As we get ready to join a host of European nations, as well as China, in a race to the moon to shovel up the valuable Helium 3 dust lying on the surface, we have long wished there was water on the moon for the thirsty miners who will be working there. Now it turns out that WATER is lying on the moon’s surface too, encased in crystal “beads.” Since this means there is water INSIDE the moon, it indicates that our satellite may have been created in a slightly different way than we have long thought it was.
When the Apollo moon missions in the 1960s and 1970s brought back moon rocks, NASA was surprised to find that they were made up of the same materials as rocks here on earth. The assumption, therefore, was that the moon was piece of the earth that had been knocked off by a passing asteroid and captured in the earth’s orbit.

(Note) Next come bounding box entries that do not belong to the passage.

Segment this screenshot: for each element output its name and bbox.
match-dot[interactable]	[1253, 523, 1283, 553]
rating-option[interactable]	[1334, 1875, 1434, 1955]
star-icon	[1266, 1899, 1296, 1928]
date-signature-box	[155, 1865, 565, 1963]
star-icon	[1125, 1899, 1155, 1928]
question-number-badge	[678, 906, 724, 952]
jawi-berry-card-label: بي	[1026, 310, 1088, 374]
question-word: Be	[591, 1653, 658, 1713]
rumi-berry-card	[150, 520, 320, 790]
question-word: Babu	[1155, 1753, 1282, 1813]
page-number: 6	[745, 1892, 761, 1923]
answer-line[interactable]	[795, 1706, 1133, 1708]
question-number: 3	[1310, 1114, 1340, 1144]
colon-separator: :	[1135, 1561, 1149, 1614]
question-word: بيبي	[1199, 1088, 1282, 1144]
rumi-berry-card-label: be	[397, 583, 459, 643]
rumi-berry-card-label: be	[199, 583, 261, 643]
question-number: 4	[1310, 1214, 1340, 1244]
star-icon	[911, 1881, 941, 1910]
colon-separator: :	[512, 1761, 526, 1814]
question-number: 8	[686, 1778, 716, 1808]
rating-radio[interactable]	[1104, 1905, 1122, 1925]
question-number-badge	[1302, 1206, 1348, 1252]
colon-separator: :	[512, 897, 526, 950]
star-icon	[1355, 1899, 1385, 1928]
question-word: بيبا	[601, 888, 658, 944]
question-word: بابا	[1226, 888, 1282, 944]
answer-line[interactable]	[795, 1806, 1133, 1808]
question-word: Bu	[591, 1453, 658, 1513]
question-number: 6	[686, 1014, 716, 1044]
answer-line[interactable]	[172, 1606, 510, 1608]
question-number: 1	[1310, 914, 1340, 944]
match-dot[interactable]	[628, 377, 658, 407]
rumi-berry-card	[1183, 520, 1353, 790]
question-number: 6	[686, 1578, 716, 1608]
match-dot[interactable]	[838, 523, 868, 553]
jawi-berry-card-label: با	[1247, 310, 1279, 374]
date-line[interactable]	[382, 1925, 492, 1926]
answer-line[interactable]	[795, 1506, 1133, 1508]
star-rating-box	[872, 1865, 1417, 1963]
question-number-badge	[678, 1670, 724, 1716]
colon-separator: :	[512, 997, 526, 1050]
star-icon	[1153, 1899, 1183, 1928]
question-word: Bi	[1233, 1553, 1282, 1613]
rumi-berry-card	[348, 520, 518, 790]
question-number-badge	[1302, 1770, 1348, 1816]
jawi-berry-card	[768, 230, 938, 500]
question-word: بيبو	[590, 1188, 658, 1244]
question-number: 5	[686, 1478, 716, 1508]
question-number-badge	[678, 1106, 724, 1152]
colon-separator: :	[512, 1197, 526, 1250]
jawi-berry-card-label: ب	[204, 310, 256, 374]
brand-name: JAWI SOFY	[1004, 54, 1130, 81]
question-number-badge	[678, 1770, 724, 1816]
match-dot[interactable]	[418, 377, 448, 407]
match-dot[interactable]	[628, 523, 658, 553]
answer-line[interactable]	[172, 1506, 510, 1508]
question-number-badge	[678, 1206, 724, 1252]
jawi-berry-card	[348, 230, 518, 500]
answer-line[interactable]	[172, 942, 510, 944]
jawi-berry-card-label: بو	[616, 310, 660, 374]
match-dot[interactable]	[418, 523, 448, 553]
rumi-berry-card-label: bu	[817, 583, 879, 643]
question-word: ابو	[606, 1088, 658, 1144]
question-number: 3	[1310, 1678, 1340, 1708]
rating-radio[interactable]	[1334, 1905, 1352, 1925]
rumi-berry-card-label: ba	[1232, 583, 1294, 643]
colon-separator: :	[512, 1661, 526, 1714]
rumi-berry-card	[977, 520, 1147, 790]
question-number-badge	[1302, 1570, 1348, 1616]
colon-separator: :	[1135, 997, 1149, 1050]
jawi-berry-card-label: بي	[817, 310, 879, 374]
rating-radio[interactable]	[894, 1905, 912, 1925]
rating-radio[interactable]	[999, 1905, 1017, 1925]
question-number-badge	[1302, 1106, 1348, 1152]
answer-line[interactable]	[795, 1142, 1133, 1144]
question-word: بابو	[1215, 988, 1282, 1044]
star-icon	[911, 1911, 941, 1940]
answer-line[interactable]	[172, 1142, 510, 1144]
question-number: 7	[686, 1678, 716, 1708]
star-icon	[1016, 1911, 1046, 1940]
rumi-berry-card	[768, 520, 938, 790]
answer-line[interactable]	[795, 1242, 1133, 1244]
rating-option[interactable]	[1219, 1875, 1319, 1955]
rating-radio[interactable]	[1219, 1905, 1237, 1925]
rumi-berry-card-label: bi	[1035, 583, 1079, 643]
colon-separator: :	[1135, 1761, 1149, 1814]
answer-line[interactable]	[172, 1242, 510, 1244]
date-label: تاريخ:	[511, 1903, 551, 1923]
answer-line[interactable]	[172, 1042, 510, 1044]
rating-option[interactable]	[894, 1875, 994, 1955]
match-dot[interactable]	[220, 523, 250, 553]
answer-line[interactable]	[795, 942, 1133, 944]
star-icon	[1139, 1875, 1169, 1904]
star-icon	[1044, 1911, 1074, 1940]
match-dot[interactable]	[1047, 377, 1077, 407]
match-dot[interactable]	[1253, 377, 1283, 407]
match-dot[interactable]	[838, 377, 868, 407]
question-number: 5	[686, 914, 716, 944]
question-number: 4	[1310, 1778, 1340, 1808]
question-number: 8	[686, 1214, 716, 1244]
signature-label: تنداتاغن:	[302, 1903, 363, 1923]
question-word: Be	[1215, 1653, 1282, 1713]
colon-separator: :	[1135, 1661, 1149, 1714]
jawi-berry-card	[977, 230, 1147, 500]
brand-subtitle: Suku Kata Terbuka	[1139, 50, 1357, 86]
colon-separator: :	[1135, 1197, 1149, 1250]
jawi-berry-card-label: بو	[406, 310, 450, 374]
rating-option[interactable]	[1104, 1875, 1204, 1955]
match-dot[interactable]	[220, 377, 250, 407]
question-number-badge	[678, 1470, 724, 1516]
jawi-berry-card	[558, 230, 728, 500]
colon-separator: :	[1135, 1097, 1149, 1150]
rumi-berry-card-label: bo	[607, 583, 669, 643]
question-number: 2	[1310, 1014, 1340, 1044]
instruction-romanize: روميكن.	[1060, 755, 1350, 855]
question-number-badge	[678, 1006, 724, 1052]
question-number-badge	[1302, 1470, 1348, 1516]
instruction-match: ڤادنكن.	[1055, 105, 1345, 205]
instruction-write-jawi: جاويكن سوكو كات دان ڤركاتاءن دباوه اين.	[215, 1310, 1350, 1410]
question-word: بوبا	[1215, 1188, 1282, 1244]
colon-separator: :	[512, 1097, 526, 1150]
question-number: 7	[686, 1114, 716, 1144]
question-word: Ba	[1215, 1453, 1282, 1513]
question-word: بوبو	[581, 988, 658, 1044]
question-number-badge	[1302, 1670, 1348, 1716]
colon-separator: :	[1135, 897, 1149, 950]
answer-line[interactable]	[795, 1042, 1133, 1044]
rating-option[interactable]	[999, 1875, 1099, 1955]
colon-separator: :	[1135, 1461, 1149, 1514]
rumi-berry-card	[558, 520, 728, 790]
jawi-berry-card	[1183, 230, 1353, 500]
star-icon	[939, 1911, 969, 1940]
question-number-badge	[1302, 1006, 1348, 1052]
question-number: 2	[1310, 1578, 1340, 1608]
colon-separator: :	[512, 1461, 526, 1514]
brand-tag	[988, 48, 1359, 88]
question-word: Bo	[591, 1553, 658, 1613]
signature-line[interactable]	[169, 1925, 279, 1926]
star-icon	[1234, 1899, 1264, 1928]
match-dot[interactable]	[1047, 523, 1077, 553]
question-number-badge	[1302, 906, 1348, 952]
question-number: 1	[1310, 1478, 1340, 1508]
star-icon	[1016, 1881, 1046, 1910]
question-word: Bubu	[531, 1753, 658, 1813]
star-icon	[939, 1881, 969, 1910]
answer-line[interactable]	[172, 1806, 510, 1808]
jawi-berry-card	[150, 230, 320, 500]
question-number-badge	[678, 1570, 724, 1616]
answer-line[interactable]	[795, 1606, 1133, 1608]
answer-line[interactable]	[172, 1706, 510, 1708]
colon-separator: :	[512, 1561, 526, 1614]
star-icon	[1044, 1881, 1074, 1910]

They thought the heat from the impact vaporized all the water, leaving the moon dry.
But a new study shows that water remained deep in the interior of the moon all this time. Could we eventually dig wells there?
The evidence has been sitting in NASA labs for 40 years. Glass-like volcanic pebbles, brought up to the surface by volcanic eruptions 3 billion years ago, were brought back by the Apollo astronauts. They contain water, but so little of it that it had never been detected. In BBC News, Paul Rincon quotes Erik Hauri as saying, “We developed a way to detect as little as five parts per million of water. We were really surprised to find a whole lot more in these tiny glass beads, up to 46 parts per million.”